「誰も、愛してくれなかった」――発達障害に理解のない家族・学校、理不尽な暴力…自らの壮絶な体験を克明に描いた衝撃の「奇跡の物語」

社会

公開日:2017/2/23

『COCORA 自閉症を生きた少女 1 小学校 篇』
『COCORA 自閉症を生きた少女 2 思春期 篇』

 『COCORA 自閉症を生きた少女』(天咲心良/講談社)は自閉症スペクトラムという発達障害を抱えた著者が、自身の壮絶な半生を描いた自伝的小説である。
 自閉症スペクトラムは、「アスペルガー症候群」とも呼ばれる先天的な脳の機能障害のこと。症状は対人コミュニケーションにおける想像力の欠如、未来を予測できない、奇異に映る意味のない反復行動、身体感覚の異常、感覚過敏など、さまざまである。

 今でこそ「自閉症」「アスペルガー」という言葉は認知度が高まり、教育現場での理解も深まりつつあるが、一昔前まではあまり一般的ではなかった。著者が生きてきた環境……特に「家庭」では、まったく理解がなかった。そのため、著者は「人の気持ちが理解できない変わった子」として虐げられ、理不尽な暴力にさらされて生きてきたのだ。
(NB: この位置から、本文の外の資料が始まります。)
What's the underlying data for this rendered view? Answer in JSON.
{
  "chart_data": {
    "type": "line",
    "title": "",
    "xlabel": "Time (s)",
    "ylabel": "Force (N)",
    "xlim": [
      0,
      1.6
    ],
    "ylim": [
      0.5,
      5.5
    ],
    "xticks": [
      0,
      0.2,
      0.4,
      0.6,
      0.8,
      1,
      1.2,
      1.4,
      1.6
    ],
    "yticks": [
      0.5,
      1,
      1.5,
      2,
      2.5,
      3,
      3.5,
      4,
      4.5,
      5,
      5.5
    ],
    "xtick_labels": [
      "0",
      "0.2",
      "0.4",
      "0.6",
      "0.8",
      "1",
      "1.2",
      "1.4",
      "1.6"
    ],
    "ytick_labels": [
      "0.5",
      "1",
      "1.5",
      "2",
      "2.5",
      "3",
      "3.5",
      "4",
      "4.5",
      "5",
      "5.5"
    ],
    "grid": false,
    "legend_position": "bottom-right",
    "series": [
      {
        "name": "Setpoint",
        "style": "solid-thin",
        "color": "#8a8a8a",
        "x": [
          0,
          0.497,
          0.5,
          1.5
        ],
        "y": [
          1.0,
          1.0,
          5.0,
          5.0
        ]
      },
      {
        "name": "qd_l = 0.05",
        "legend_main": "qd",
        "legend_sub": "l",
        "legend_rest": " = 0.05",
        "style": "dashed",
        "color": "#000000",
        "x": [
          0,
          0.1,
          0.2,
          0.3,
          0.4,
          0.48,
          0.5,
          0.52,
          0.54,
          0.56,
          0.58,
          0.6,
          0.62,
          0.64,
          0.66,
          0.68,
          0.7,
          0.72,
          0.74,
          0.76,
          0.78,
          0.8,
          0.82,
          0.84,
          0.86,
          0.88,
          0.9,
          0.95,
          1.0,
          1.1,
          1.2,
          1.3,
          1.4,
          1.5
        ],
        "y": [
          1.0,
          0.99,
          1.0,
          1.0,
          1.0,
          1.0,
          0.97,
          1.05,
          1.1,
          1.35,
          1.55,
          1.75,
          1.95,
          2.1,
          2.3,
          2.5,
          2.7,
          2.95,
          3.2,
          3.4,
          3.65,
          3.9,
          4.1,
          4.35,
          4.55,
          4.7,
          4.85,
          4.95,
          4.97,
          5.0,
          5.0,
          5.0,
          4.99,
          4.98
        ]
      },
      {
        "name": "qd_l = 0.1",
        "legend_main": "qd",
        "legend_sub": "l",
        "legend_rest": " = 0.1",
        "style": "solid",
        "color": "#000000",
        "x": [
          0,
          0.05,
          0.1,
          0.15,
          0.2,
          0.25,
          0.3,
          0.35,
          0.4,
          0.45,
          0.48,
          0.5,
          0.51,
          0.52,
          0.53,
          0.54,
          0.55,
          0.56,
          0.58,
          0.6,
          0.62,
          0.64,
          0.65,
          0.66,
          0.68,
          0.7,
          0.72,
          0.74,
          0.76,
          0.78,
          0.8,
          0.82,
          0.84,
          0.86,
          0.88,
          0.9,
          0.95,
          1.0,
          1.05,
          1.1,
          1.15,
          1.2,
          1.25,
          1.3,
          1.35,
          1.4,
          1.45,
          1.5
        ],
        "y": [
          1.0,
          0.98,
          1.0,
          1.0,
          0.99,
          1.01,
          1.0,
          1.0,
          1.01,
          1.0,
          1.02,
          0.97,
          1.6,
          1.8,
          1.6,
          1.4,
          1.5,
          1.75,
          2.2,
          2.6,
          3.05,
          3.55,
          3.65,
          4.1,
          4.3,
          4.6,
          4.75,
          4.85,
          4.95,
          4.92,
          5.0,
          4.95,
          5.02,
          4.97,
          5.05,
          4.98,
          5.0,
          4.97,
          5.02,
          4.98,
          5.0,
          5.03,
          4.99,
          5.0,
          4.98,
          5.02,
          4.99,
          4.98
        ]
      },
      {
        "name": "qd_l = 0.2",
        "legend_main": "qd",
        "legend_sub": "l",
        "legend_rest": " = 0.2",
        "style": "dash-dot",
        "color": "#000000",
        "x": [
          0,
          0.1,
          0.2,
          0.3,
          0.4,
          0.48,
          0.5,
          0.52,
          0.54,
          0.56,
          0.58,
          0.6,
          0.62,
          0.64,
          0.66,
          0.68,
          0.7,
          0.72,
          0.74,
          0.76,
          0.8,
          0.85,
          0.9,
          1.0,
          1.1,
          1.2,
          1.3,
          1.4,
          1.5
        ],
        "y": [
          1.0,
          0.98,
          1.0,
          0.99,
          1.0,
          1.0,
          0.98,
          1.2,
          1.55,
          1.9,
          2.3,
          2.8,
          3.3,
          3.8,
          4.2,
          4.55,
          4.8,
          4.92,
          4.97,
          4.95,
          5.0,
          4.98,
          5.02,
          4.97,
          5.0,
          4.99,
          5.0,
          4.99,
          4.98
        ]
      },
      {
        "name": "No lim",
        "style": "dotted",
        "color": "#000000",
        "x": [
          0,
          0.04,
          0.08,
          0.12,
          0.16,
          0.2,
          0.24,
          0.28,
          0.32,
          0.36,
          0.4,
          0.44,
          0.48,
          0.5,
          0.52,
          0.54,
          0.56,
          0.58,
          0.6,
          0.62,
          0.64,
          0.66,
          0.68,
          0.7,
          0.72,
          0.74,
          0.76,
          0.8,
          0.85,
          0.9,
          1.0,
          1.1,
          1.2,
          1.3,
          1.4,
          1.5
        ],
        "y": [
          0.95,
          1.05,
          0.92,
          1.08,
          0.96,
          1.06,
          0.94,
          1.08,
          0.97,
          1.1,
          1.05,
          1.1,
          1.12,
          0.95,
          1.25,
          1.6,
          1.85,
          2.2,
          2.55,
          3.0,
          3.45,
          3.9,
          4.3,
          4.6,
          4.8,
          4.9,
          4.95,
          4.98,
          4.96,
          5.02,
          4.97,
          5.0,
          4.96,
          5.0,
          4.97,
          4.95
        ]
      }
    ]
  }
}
 2017年1月27日に発売されたのが、小学校篇(第1巻)と思春期篇(第2巻)の2冊。
 小学校篇は生まれてから小学校を卒業するまで。思春期篇は高校に入学した直後までが描かれている。

advertisement

「自伝的小説」とはどんなもんぞや? と思っていたのだが、著者の前情報がなければ「有名な新人賞を受賞した小説」と言われても納得してしまうような筆力の高さだった。読みやすい文章で、時々ユーモアがある。加えて描写が繊細で、「たとえ」も巧い。著者のその時々の感情がよく分かる。
 エッセイやルポとは全く違うし、私は「自伝的」なんて言わず、これはもう「小説」でいいのではないかと思う。それくらい、読み物として完成度が高かった。

 肝心の「内容」だが、これはもう「叫びたいのに体全体が圧迫されて声が出ない」ような苦しくて、痛みを伴うものだった。
 家庭、学校の「理解の無さ」。これが読んでいてつらい。もちろん、障害があることを誰も知らなかったのだから、著者を「身勝手な変わった子」と認識し、理不尽に虐げてきたことを一方的に責めることはできない。だがそれにしても、身近な存在である父、母、教師の、著者への接し方はひどい。
「バカ」「グズ」「ろくでもないやつ」……これは両親や小学校教師から、子どもだった著者に幾度も投げかけられた言葉だ。どう考えても小学生を相手に口にしていい言葉だとは思えない。
 この息苦しくなるような体験が、類まれなる筆力で描写されているのは、読んでいて痛みすら覚えるほどだった。
「なぜ、自分が愛されないのか」「虐げられるのか」。著者は一つ一つ理解しようとして、考えて、けれど分からなくて、もがきながら成長していくのだ。

 本書の分量は「長編」の域に入っているが、一瞬たりとも「読むのが疲れる」とは思わなかった。「現実は小説よりも奇なり」と言うが、本当に「創作」は「事実」に勝てないのではないかと思ってしまうほど、様々なことが起こる。
 小学校篇のラストは「小学校卒業と共に、著者が留学をする」という急展開で終わる。
 次の思春期篇、こちらのラストは小学校篇を超える衝撃で終わった。頭をガーンと殴られたような気分だった。

 本書の読み方に正解はない。自閉症スペクトラムの当事者や、その家族が読むことが「一番」なのかもしれないが、特に関係がなく興味もなかったという方が読んでも、心に刺さるものがあるだろう。著者の「考察」や「感情」は、常に奇異なものではなく、「私も同じ気持ちになったことがあるなぁ……」と感じる時があるのだ。これはきっと私だけではなく、それに、著者と同じ障害を持っている方だけではなく、誰しも感じる「共感」なのではないだろうか。

「普通じゃない」「人の気持ちが理解できない」と言われ続けた著者が、本書では誰も表現できなかった「普遍的な共感」を生み出している。これは、とても「奇跡的なこと」のように思える。正直、読むのに精神的な体力のいる作品だが、引き込まれる何かが、この作品にあるのだ。